Ibn Battuta, de Fátima Sharafeddine: toda viagem é um pouco como voltar à infância

A escritora brasileira Ruth Rocha, no auge dos seus 93 anos, lançou uma série de livros inéditos inspirados em seus netos. Durante o lançamento, um jornalista perguntou a ela sobre a função da literatura infantil na “educação”. Sua resposta foi comovente e certeira: “Educar não pode estar nas intenções de um autor. Não dá para explicar o que fazer na vida. A criança tem que tirar das histórias uma formação artística, moderna, inteligente.” E é dessa formação “artística moderna e inteligente” que quero falar hoje ao comentar o livro Ibn Battuta, de Fátima Sharafeddine. 

Ibn Battuta, de Fátima Sharafeddine, publicado pela Editora Tabla com tradução de Pedro Martins Criado e ilustrações de Hassan Amekan, é um livro voltado para público infantojuvenil que conta a história de um dos primeiros navegadores a desbravar os mares: o marroquino Ibn Battuta. 

Ibn Battuta viveu realmente ali no século XIV e empreendeu uma viagem por quase todo o mundo conhecido até então.
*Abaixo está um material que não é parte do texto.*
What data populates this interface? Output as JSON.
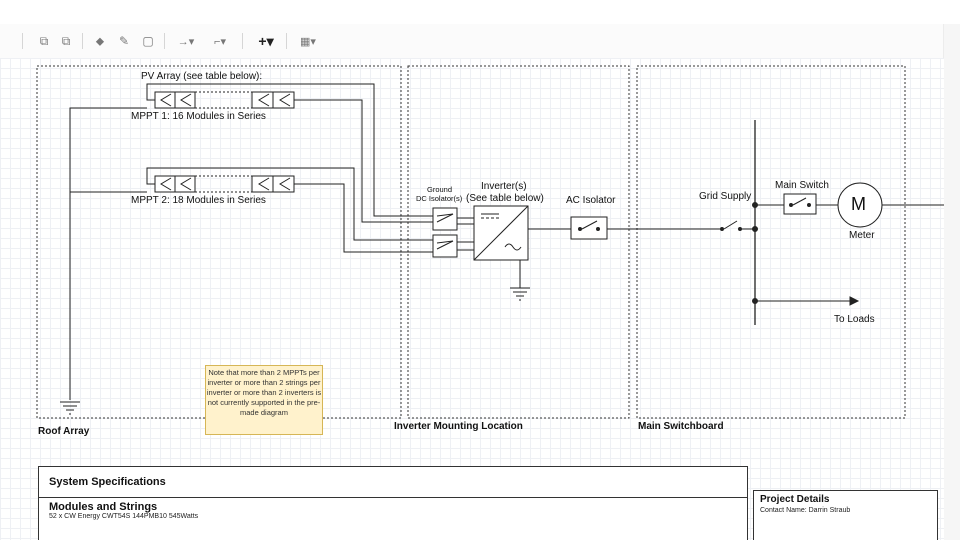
{
  "toolbar": {
    "items": [
      {
        "name": "to-front-icon",
        "glyph": "⧉"
      },
      {
        "name": "to-back-icon",
        "glyph": "⧉"
      },
      {
        "name": "fill-color-icon",
        "glyph": "⬥"
      },
      {
        "name": "line-color-icon",
        "glyph": "✎"
      },
      {
        "name": "shadow-icon",
        "glyph": "▢"
      },
      {
        "name": "connection-icon",
        "glyph": "→▾"
      },
      {
        "name": "waypoints-icon",
        "glyph": "⌐▾"
      },
      {
        "name": "insert-icon",
        "glyph": "+▾"
      },
      {
        "name": "table-icon",
        "glyph": "▦▾"
      }
    ]
  },
  "diagram": {
    "pv_array_label": "PV Array (see table below):",
    "mppt1_label": "MPPT 1: 16 Modules in Series",
    "mppt2_label": "MPPT 2: 18 Modules in Series",
    "ground_label": "Ground",
    "dc_isolator_label": "DC Isolator(s)",
    "inverter_label": "Inverter(s)",
    "inverter_sub_label": "(See table below)",
    "ac_isolator_label": "AC Isolator",
    "grid_supply_label": "Grid Supply",
    "main_switch_label": "Main Switch",
    "meter_symbol": "M",
    "meter_label": "Meter",
    "to_loads_label": "To Loads",
    "roof_array_label": "Roof Array",
    "inverter_location_label": "Inverter Mounting Location",
    "main_switchboard_label": "Main Switchboard",
    "note_text": "Note that more than 2 MPPTs per inverter or more than 2 strings per inverter or more than 2 inverters is not currently supported in the pre-made diagram"
  },
  "system_specs": {
    "title": "System Specifications",
    "modules_title": "Modules and Strings",
    "modules_text": "52 x CW Energy CWT54S 144PMB10 545Watts"
  },
  "project_details": {
    "title": "Project Details",
    "contact": "Contact Name: Darrin Straub"
  }
}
Após décadas viajando, voltou para sua terra e contou suas histórias ao sultão que resolveu registrá-las em livro. Assim, temos contato, na obra, com as viagens e curiosidades colhidas pelo autor. 

No caso da adaptação de sua vida feita por Fátima Sharafeddine, o que chama atenção é justamente o caráter desbravador do autor, levando em conta as excentricidades de cada lugar e a tentativa de capturar o que de único há em cada cidade conhecida. Através de ilustrações que transformam o tenebroso mar em um espaço lúdico feito de pequenos círculos felpudos azuis, podemos também visitar por imagens alguns lugares conhecidos por Battuta.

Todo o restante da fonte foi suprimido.